The map of Russian wheat exports is evolving, notes the Russian Grain Union. Today, 50 countries import Russian wheat (last year there were 65). Egypt remained number one in 2024, purchasing 70% of its total wheat imports from Russia; enjoying hot flatbreads at an Egyptian resort, it’s pleasant to remember that they might be made of ground Russian grain. Algeria has become another major buyer and imports by African and Southeast Asian countries are rising: deliveries to Morocco have increased fifteenfold, Nigeria’s purchases nearly tripled, Vietnam’s have risen by 91%, Tanzania’s by 29%, the UAE’s by 59%. Syria, Angola and Djibouti are importing more. In 2024, Russia increased wheat shipments to China 2.5-fold; although these remain modest volumes and the country China ranks sixth among suppliers to the Chinese market, the bet on expanding this direction is very high. For example, construction of the Trans-Baikal Grain Terminal was launched in 2022, addressing the problem of rail gauge differences between China and Russia and promoting wheat production and exports in the Siberian, Far Eastern and Urals Federal Districts.

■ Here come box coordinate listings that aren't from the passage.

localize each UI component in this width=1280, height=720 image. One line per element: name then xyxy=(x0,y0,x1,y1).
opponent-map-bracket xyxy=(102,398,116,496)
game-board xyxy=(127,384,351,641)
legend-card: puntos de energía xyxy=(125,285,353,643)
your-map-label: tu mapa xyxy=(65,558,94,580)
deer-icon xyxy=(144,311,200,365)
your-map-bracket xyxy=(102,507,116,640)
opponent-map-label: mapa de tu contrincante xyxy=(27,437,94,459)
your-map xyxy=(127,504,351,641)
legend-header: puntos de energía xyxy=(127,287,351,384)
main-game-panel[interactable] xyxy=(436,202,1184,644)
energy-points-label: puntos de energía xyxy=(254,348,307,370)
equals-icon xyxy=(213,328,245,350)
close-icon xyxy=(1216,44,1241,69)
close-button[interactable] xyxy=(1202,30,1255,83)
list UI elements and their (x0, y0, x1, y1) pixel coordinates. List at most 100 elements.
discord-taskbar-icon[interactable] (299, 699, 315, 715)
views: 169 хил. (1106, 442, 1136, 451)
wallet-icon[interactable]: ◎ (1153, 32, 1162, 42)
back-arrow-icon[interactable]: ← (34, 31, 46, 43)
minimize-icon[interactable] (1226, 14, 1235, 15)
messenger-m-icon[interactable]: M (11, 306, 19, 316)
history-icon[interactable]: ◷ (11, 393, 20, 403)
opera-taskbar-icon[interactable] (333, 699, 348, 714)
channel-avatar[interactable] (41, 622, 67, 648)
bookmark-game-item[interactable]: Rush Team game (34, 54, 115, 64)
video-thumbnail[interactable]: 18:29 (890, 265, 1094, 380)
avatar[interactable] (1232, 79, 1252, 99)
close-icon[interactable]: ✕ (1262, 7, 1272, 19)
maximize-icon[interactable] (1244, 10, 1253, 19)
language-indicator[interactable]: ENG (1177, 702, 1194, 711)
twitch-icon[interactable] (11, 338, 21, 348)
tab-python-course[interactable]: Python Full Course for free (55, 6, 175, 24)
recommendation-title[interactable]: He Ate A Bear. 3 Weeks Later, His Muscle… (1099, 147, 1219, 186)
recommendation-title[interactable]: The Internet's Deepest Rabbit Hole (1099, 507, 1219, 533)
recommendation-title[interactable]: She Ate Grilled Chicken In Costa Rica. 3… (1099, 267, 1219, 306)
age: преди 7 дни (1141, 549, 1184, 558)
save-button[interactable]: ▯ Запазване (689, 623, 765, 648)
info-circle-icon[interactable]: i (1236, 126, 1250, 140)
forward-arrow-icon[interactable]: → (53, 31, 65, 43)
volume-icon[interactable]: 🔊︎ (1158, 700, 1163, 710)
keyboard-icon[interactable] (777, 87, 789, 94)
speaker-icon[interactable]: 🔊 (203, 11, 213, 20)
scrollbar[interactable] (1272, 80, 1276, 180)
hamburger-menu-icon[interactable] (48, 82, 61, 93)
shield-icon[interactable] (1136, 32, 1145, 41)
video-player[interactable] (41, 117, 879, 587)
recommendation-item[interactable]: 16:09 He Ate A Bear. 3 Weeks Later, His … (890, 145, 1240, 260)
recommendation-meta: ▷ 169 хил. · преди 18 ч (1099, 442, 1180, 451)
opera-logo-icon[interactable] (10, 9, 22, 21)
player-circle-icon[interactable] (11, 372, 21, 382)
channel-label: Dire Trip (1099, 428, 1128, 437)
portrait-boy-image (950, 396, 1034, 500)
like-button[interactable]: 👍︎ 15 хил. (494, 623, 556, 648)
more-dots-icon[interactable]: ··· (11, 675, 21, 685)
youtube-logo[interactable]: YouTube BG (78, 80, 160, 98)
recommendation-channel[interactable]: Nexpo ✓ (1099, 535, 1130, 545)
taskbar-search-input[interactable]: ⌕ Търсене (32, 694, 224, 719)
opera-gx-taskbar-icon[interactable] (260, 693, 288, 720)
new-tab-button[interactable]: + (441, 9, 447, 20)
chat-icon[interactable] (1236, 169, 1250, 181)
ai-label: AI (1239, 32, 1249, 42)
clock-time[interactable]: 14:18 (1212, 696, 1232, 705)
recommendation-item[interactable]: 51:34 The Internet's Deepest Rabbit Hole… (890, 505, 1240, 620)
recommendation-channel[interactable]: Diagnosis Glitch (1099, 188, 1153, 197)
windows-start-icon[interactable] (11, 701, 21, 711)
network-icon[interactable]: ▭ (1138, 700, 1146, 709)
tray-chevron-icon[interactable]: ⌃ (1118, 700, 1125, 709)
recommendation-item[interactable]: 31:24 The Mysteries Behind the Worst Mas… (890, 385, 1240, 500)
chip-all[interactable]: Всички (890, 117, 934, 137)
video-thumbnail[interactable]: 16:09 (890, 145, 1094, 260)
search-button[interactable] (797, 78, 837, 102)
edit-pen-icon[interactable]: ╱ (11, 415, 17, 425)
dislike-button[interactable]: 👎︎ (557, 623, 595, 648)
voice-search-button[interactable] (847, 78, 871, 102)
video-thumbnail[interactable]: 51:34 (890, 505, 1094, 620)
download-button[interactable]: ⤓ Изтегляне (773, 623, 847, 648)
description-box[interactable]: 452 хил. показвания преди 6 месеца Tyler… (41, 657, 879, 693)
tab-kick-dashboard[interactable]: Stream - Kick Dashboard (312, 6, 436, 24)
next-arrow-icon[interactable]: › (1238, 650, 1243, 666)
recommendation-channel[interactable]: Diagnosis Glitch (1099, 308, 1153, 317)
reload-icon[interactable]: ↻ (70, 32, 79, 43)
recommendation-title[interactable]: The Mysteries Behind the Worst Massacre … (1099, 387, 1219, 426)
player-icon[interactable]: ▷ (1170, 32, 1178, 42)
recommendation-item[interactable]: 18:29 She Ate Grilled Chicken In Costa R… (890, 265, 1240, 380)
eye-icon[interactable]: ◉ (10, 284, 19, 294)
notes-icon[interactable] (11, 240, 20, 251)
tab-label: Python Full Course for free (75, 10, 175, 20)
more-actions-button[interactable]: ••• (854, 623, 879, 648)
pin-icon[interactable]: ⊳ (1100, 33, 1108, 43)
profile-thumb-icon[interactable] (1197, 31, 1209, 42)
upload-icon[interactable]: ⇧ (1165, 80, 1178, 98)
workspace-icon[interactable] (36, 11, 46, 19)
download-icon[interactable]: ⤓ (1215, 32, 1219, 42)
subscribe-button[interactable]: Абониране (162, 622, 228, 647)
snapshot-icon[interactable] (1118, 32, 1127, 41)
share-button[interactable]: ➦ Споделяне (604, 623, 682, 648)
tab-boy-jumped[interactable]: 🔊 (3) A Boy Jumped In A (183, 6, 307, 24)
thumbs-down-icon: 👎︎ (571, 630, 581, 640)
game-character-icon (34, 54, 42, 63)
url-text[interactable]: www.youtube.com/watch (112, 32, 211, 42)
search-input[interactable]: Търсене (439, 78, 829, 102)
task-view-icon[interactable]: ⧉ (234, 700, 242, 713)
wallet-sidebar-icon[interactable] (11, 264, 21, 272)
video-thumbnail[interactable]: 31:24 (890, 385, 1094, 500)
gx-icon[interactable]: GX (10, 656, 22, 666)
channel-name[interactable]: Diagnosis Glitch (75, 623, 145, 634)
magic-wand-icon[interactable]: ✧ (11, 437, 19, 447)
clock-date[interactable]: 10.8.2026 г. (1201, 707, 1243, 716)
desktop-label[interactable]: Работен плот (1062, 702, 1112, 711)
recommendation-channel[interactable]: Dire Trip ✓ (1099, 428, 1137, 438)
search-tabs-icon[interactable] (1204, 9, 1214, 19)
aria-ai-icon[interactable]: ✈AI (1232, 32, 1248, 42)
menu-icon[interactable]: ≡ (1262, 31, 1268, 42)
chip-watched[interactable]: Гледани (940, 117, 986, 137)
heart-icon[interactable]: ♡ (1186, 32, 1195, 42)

Most wheat flows through Black Sea ports: Novorossiysk, Tuapse, Azov. Smaller amounts pass through St. Petersburg’s port and the prospects appear promising for shipments to Asia via Vladivostok. Over the year, the number of export companies halved, not owing to shrinking markets but because bigger players receive bigger quotas. This is known as the historical principle of quota distribution: the more you exported in the previous year, the greater your export opportunities next year. Competition is fierce and logistics capacities, primarily elevators at export ports allowing reduced export costs and handling of big volumes, are concentrated in a few big firms. In 2024, 15 Russian export companies accounted for 85% of total exports, making it challenging for smaller and medium-sized players.
Today, Russian wheat is widely utilized in baking, feed, and food industries across the globe. In addition to foodstuffs, Russia is one of the biggest suppliers of feed-grade wheat used to feed cattle, pigs and poultry in China, India and elsewhere. Ethanol, an important component of biofuel, and food additives such as gluten (glutenin), used in bread, pasta, and animal feeds, are produced from Russian wheat. Hard varieties from Siberia are excellent for making pasta. Unlike 120 years ago, its quality is standardized, and the price per tonne is typically USD 5–15 cheaper compared to Western competitors.